DayJet had gone shopping for a location in the Southeast with some very specific requirements in mind — the right terrain, proximity to key populations and target markets, a climate that would not necessitate de-icing of planes and a site within at least 50 miles of a major airport. Alachua County had all of these, and one more key factor that proved irresistible: Eclipse Aviation, DayJet’s main supplier, was also talking to the economic development team in Alachua County about plans to open a Southeastern Service Center at the Gainesville Regional Airport.

“Eclipse played a major role in our expansion,” says Gruen-Kennedy. “This is a great opportunity for both companies.

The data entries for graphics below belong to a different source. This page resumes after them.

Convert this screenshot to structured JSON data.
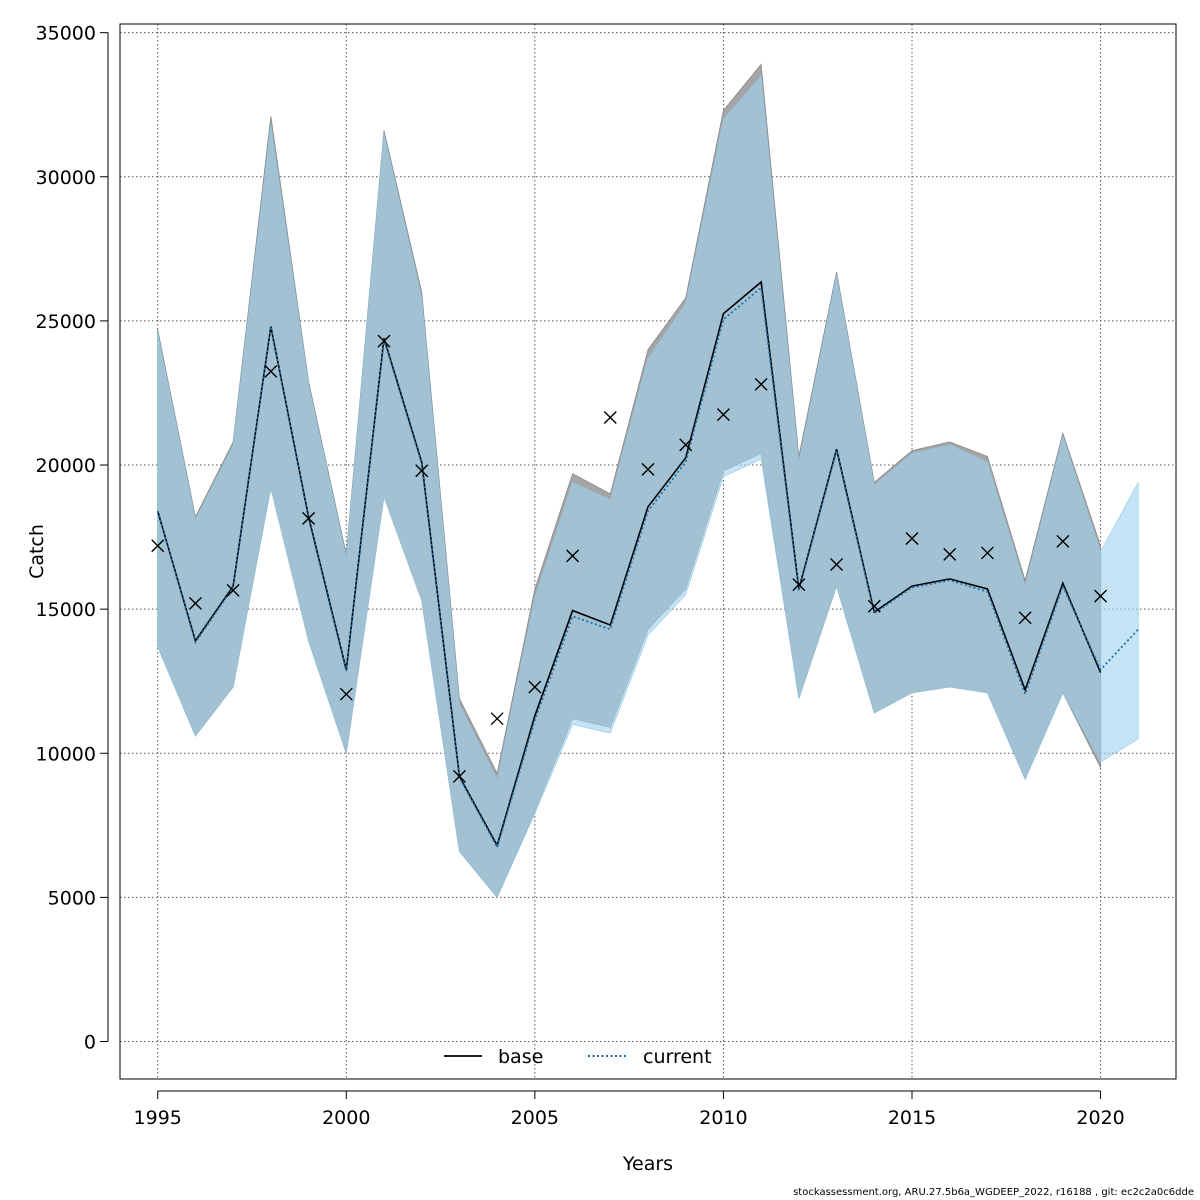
{
  "chart_data": {
    "type": "line",
    "xlabel": "Years",
    "ylabel": "Catch",
    "xlim": [
      1994,
      2022
    ],
    "ylim": [
      -1300,
      35300
    ],
    "x_ticks": [
      1995,
      2000,
      2005,
      2010,
      2015,
      2020
    ],
    "y_ticks": [
      0,
      5000,
      10000,
      15000,
      20000,
      25000,
      30000,
      35000
    ],
    "grid": true,
    "legend_position": "bottom-center",
    "legend": [
      {
        "name": "base",
        "style": "solid",
        "color": "#000000"
      },
      {
        "name": "current",
        "style": "dotted",
        "color": "#1f6fa8"
      }
    ],
    "colors": {
      "base_band": "#9b9b9b",
      "current_band": "#9fd3f0",
      "overlap_band": "#a3c3d5",
      "grid": "#555555",
      "observed_marker": "#000000"
    },
    "observed": {
      "x": [
        1995,
        1996,
        1997,
        1998,
        1999,
        2000,
        2001,
        2002,
        2003,
        2004,
        2005,
        2006,
        2007,
        2008,
        2009,
        2010,
        2011,
        2012,
        2013,
        2014,
        2015,
        2016,
        2017,
        2018,
        2019,
        2020
      ],
      "y": [
        17200,
        15200,
        15650,
        23250,
        18150,
        12050,
        24300,
        19800,
        9200,
        11200,
        12300,
        16850,
        21650,
        19850,
        20700,
        21750,
        22800,
        15850,
        16550,
        15100,
        17450,
        16900,
        16950,
        14700,
        17350,
        15450
      ]
    },
    "series": [
      {
        "name": "base",
        "x": [
          1995,
          1996,
          1997,
          1998,
          1999,
          2000,
          2001,
          2002,
          2003,
          2004,
          2005,
          2006,
          2007,
          2008,
          2009,
          2010,
          2011,
          2012,
          2013,
          2014,
          2015,
          2016,
          2017,
          2018,
          2019,
          2020
        ],
        "values": [
          18400,
          13900,
          15800,
          24800,
          18200,
          12900,
          24400,
          20100,
          9200,
          6800,
          11300,
          14950,
          14450,
          18550,
          20250,
          25250,
          26350,
          15700,
          20550,
          14900,
          15800,
          16050,
          15700,
          12200,
          15900,
          12800
        ],
        "lower": [
          13700,
          10600,
          12300,
          19200,
          13900,
          10000,
          18900,
          15300,
          6600,
          5000,
          8000,
          11200,
          10900,
          14300,
          15700,
          19800,
          20400,
          11900,
          15800,
          11400,
          12100,
          12300,
          12100,
          9100,
          12100,
          9500
        ],
        "upper": [
          24700,
          18200,
          20800,
          32100,
          22900,
          16900,
          31600,
          26000,
          11900,
          9300,
          15700,
          19700,
          19000,
          24000,
          25800,
          32300,
          33900,
          20300,
          26700,
          19400,
          20500,
          20800,
          20300,
          16000,
          21100,
          17200
        ]
      },
      {
        "name": "current",
        "x": [
          1995,
          1996,
          1997,
          1998,
          1999,
          2000,
          2001,
          2002,
          2003,
          2004,
          2005,
          2006,
          2007,
          2008,
          2009,
          2010,
          2011,
          2012,
          2013,
          2014,
          2015,
          2016,
          2017,
          2018,
          2019,
          2020,
          2021
        ],
        "values": [
          18400,
          13850,
          15750,
          24800,
          18150,
          12850,
          24350,
          20050,
          9150,
          6750,
          11150,
          14750,
          14300,
          18400,
          20100,
          25050,
          26150,
          15650,
          20500,
          14850,
          15750,
          16000,
          15600,
          12050,
          15800,
          12900,
          14300
        ],
        "lower": [
          13700,
          10600,
          12300,
          19200,
          13900,
          10000,
          18900,
          15300,
          6600,
          5000,
          7900,
          11000,
          10700,
          14100,
          15500,
          19600,
          20200,
          11900,
          15800,
          11400,
          12100,
          12300,
          12100,
          9100,
          12100,
          9700,
          10500
        ],
        "upper": [
          24600,
          18100,
          20700,
          31800,
          22800,
          16800,
          31500,
          25800,
          11700,
          9100,
          15400,
          19400,
          18800,
          23700,
          25600,
          32000,
          33500,
          20100,
          26600,
          19300,
          20400,
          20700,
          20100,
          15800,
          21000,
          17000,
          19400
        ]
      }
    ]
  },
  "footer": {
    "note": "stockassessment.org, ARU.27.5b6a_WGDEEP_2022, r16188 , git: ec2c2a0c6dde"
  }
}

We are their largest customers and we will not have far to go for maintenance of our planes.”

DayJet has nine Eclipse planes ready, at a moment’s notice, to pick up and drop off executives across the state. Suppose, for example, that a CEO in Orlando needs to get to Tallahassee for a meeting. DayJet can quickly coordinate the trip, offering tailor-made services that it hopes will make executives think twice before booking commercial flights in the future.

With its $23-million investment in Alachua County, DayJet will bring 60 new jobs, with average annual wages of around $50,000 per year, a significant increase over the county’s average earnings per worker (AEPW). Eclipse Aviation will employ 100 workers, all of whom will earn above the local AEPW.

Gators Grab Headlines

At UF’s Sid Martin Biotechnology Incubator, Dr. Jeffrey Hillman and his Oragenics Inc. are readying a cavity-prevention compound for market. [Photo: Jeffrey Camp]

Florida’s largest university — the University of Florida in Gainesville — continues to garner worldwide attention, and not just in the sports section. While it’s true that both the Gator football and basketball teams snagged national titles in 2007, the University of Florida is becoming increasingly known for its cutting-edge research.

In 2006, the independent economic think tank Milken Institute ranked the University of Florida among the top five universities in the U.S. and Canada most adept at moving an idea out of the laboratory and into the marketplace as a finished product. And more recently, UF’s Sid Martin Biotechnology Incubator made news with both a story in Business Week magazine and the number 2 spot in the technology category of the National Business Incubation Association’s “Incubator of the Year” awards.